Siccome sono polemico ed anti-anni 80 dirò subito che non è lo Stevie Wonder di "Just Called to say I love you" quello di cui sto parlando. Non mi riferisco all'artista famoso che col suo talento immenso costruisce melodie su richiesta (un po' come fanno spesso altri grandi come Phil Collins o Eric Clapton..), ma piuttosto il musicista cieco che intitola un disco dei primi anni 70, che forse è l'apice della sua carriera musicale, "Visioni interiori" (Innervisions, 1973) o il musicista maturo e ispirato che con un disco riesce a deliziare gli amanti del soul, del blues, del rock, del jazz, della samba, del funk.. , intitolandolo "Canzoni nella tonalità della vita" (Songs in the key of life, 1976), un titolo che sintetizza magicamente tutte le influenze, gli stati d'animo, la fede, l'amore, l'"africanità", l'impegno civile che ci sono dentro le splendide melodie che compongono quest'opera.

Ho citato questi due dischi perché insieme a "Talking Book" del 1972, rappresentano il momento più bello e più creativo di questo artista da alcuni nominato solo come uno dei tanti dell'affollata scuderia Motown (da cui, per carità, sono usciti altri grandissimi interpreti, da Marvin Gaye alle Supremes di Diana Ross a Smokey Robinson... ma Stevie sta due spanne sopra!).

In questo video si vede una musica che trascina, che unisce, che crea il feeling tra i musicisti, una musica bella da suonare come lo è da ascoltare. Date un'occhiata, è "Sir Duke", dall'album "Songs in the key of life".

giovedì 21 agosto 2008

Iniziamo a scrivere qualcosa (forse Celentano aveva ragione?)

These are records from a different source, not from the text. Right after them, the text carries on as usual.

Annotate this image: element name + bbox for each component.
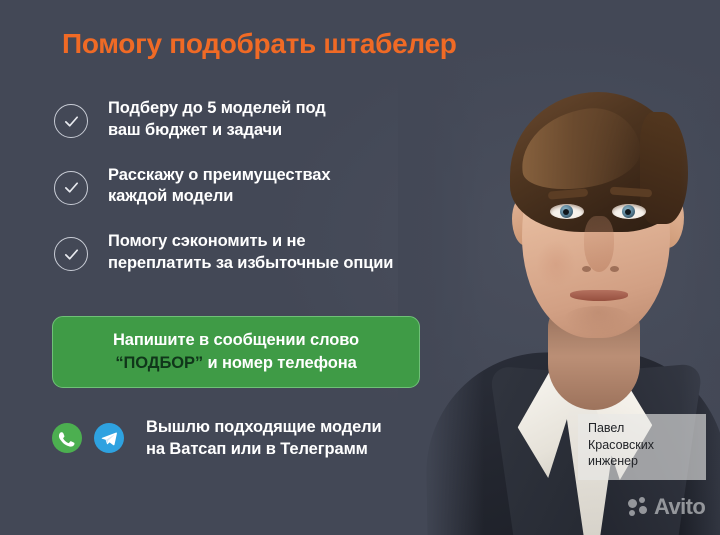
pupil-right [625,209,631,215]
callout-keyword: ПОДБОР [124,354,195,372]
chin [562,306,634,336]
benefits-list: Подберу до 5 моделей под ваш бюджет и за… [54,98,474,298]
messenger-label: Вышлю подходящие модели на Ватсап или в … [146,416,382,461]
page-title: Помогу подобрать штабелер [62,28,457,60]
list-item-label: Помогу сэкономить и не переплатить за из… [108,231,393,275]
mouth [570,290,628,301]
list-item: Помогу сэкономить и не переплатить за из… [54,231,474,275]
callout-quote-open: “ [115,354,123,372]
list-item: Подберу до 5 моделей под ваш бюджет и за… [54,98,474,142]
messenger-row: Вышлю подходящие модели на Ватсап или в … [52,416,382,461]
callout-quote-close: ” [195,354,203,372]
list-item-label: Расскажу о преимуществах каждой модели [108,165,330,209]
avito-dots-icon [628,497,650,517]
callout-line-2: “ПОДБОР” и номер телефона [115,352,356,375]
avito-wordmark: Avito [654,497,705,517]
avito-watermark: Avito [628,497,705,517]
callout-banner: Напишите в сообщении слово “ПОДБОР” и но… [52,316,420,388]
check-circle-icon [54,171,88,205]
cheek-highlight [536,240,576,288]
pupil-left [563,209,569,215]
ad-canvas: Помогу подобрать штабелер Подберу до 5 м… [0,0,720,535]
nostril-left [582,266,591,272]
check-circle-icon [54,104,88,138]
badge-role: инженер [588,453,696,470]
whatsapp-icon[interactable] [52,423,82,453]
list-item: Расскажу о преимуществах каждой модели [54,165,474,209]
badge-first-name: Павел [588,420,696,437]
check-circle-icon [54,237,88,271]
nose [584,216,614,272]
callout-line-1: Напишите в сообщении слово [113,329,359,352]
callout-line-2-rest: и номер телефона [203,354,357,372]
list-item-label: Подберу до 5 моделей под ваш бюджет и за… [108,98,326,142]
badge-last-name: Красовских [588,437,696,454]
telegram-icon[interactable] [94,423,124,453]
nostril-right [610,266,619,272]
name-badge: Павел Красовских инженер [578,414,706,480]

Chiedere a qualcuno "che musica ascolti?" è cosa tutt'altro che semplice, è difficile come scrivere il primo post di un nuovo blog!
Per una serie di convenzioni, di "etichette", quando si formula questa domanda la risposta è pressoché obbligata, è un "genere" musicale: rock, dance, pop, jazz, italiana (è diventata anch'essa un genere, come se Gigi D'alessio e Fabrizio De Andrè avessero qualcosa in comune... sigh..), house, electro pop, etc. Siamo in uno di quei casi in cui la domanda contiene già la risposta. Moltissime persone (non tutte per fortuna) hanno adottato alcune terminologie per catalogare la musica e ne fanno sfoggio. Apprezzo l'onestà delle persone che a questa fatidica domanda rispondono "ascolto un po' di tutto" perché credo sia quello che facciamo più o meno tutti, e da questo tutto tiriamo fuori le cose che ci piacciono.

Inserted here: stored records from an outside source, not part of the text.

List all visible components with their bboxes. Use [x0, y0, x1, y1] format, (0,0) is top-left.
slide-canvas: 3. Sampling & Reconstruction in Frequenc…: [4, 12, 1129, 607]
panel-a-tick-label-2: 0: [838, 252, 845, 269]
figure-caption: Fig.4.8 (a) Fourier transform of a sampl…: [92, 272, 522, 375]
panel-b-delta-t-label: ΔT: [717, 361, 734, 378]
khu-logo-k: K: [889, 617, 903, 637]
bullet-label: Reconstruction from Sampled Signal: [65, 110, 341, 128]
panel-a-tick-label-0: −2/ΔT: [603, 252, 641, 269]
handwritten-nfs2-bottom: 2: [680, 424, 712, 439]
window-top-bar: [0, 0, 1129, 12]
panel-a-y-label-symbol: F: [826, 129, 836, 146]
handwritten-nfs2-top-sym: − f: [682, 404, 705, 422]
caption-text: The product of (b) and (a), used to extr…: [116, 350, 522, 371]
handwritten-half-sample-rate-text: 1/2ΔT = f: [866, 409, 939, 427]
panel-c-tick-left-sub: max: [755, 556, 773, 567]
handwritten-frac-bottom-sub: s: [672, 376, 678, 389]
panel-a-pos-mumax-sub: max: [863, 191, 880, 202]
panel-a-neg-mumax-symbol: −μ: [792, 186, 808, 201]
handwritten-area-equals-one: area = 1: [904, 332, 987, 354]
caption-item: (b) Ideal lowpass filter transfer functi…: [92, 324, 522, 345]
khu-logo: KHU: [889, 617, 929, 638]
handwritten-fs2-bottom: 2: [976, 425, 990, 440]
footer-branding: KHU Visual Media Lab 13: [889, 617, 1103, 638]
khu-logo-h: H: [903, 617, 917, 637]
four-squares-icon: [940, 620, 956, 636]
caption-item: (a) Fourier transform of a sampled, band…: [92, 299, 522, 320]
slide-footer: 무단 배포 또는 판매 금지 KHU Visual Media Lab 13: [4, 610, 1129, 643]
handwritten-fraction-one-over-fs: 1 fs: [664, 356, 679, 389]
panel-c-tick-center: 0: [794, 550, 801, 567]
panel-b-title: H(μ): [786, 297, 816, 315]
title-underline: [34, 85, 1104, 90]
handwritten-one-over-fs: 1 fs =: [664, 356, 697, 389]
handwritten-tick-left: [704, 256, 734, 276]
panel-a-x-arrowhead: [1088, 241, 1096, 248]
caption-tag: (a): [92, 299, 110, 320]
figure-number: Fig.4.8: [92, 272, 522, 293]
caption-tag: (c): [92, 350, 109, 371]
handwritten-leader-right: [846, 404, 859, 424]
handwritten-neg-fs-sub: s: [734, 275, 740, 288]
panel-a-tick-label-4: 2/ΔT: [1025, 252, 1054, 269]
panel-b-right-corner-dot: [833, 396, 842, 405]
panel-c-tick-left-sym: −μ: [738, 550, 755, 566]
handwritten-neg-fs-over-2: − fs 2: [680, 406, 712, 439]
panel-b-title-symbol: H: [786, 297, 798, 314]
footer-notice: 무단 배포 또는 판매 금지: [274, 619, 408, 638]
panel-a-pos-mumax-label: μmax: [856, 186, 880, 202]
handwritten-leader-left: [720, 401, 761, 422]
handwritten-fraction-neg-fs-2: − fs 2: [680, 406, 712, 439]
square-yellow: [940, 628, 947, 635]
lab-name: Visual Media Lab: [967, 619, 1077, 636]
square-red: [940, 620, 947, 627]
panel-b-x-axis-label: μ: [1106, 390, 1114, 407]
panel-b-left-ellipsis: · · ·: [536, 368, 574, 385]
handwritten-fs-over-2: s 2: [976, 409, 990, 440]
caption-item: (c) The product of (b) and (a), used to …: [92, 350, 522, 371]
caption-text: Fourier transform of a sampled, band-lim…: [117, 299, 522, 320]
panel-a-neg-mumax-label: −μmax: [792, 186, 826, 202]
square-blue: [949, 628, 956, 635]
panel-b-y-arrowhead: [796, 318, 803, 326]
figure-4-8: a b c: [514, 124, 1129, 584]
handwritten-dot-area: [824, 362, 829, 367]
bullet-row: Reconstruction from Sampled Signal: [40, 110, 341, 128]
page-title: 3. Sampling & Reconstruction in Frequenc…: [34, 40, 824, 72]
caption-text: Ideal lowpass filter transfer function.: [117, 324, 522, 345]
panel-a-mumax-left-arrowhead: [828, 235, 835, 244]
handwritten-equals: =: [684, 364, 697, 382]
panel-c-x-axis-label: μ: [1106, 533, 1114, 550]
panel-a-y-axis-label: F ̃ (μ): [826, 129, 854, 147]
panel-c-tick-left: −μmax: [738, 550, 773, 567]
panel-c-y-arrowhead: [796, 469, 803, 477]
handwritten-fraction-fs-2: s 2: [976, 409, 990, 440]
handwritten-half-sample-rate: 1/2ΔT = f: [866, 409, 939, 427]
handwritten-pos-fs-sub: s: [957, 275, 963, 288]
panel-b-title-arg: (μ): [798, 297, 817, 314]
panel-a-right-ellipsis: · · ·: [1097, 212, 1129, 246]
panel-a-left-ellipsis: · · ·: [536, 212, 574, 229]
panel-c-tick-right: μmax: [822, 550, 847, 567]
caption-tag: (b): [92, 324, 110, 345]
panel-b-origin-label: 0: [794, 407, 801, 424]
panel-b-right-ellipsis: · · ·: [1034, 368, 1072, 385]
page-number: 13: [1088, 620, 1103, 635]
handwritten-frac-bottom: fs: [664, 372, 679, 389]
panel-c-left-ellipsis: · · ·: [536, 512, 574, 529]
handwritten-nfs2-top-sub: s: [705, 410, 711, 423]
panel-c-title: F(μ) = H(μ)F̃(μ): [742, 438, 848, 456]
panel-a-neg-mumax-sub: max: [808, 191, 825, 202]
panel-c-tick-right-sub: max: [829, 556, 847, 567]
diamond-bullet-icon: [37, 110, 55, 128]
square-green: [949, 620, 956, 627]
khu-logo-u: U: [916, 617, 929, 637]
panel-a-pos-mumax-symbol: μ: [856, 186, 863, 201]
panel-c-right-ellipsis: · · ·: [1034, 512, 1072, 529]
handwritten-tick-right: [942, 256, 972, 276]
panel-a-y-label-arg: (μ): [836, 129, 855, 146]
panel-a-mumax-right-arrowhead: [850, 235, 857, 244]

La musica è un'arte e nel rapporto con quest'arte ognuno di noi fa le proprie scelte. Consapevoli di essere persone e quindi entità influenzabili anche se autonome, nella musica facciamo scelte: razionali ed emotive, di testa e di cuore, ci innamoriamo del bel (o della bella) cantante e ne facciamo il nostro idolo, ci schieriamo politicamente... insomma ognuno di noi costruisce un proprio modo di vivere quest'arte stupenda e questo modo non è assolutamente classificabile in un genere.
Ricordate la trasmissione Rokpolitik condotta da Adriano Celentano qualche anno or sono? Il molleggiato aprì le danze dividendo il mondo in due categorie: "rock" e "lento", inserendo nella prima categoria tutte le cose a suo avviso positive, e nell'altra quelle negative. Beh, secondo me quello è stato un esempio eccellente di quello che tutti noi facciamo nella nostra vita, e quindi anche con la musica. Ho aperto questo blog proprio per parlare delle canzoni, dei dischi, degli interpreti, che per me sono "rock".

Dedico questo primo post ai miei amici ai quali rompo i timpani (e non solo quelli!) parlando di musica.